Ainda não conhecia a aconchegante Sala Uol, típico (e quase único) cinema de rua, com charme e simplicidade. Enquanto aguardam, os frequentadores colocam em dia a leitura. Nas colunas do hall há, sobrepostos, posters de filmes que há pouco saíram de cartaz. E na parede que dá acesso aos banheiros, uma reprodução do poster da 14ª Mostra. E, mais uma vez, a sessão contava com a ilustre presença de Bernardo Vorobow.
Ouro Carmim (Talaye Sorkh/Crimson Gold, 2003 – IRA)
A narração começa num assalto desastrado, numa joalheria de bairro chique em Teerã. O cineasta Jafar Panahi começa pela explosão da panela de pressão, para então iniciar o longo flashback que trará os personagens até a situação trágica. O roteiro é de Abbas Kiarostami, ele observa a situação iraniana pelos olhos de um entregador de pizza, que sofre com o transito caótico, bate carteiras durante o dia, frequenta apartamos luxuosos para realizar suas entregas.
O disparate entre classes sociais e a mão opressora do Estado para com a classe média baixa, de apartamos minúsculos em lugares inóspitos, forma o caldo desse filme. Hussein (Hossain Emadeddin) se sente discriminado, humilhado, quer ser bem tratado, passa a usar terno e gravata, ainda assim não consegue negar suas origens. A humilhação fica ainda maior, fato gerador que culminará na panela de pressão que se tornará a joalheria, ouro carmim torna-se cor de tragédia.
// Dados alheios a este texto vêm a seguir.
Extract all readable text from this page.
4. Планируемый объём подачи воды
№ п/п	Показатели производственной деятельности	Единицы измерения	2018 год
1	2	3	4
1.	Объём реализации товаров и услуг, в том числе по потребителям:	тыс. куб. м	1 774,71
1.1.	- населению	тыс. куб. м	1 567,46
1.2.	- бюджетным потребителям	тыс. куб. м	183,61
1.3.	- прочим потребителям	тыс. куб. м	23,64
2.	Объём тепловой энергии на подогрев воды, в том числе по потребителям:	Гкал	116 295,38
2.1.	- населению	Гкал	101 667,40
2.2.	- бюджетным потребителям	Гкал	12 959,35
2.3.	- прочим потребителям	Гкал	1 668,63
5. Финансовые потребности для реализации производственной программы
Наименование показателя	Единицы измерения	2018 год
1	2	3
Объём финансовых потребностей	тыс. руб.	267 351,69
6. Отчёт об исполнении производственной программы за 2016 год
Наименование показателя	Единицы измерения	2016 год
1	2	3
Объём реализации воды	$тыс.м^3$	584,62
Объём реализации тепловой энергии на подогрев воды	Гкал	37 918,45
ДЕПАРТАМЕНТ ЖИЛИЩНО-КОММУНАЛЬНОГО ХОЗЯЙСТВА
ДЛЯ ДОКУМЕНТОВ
Mas além do contraste social o filme trata da indiferença, que exerce função de locomotiva psicológica na história. Um garoto de quinze é militar, ele não tem idade para estar lá, mas seu irmão morreu e ele herdou a carteira de identidade. É nítido em seu rosto sua pouca idade, mas é indiferente ao Estado que precisa manter seu exército para controlar as rédeas desse povo discriminado e reprimido.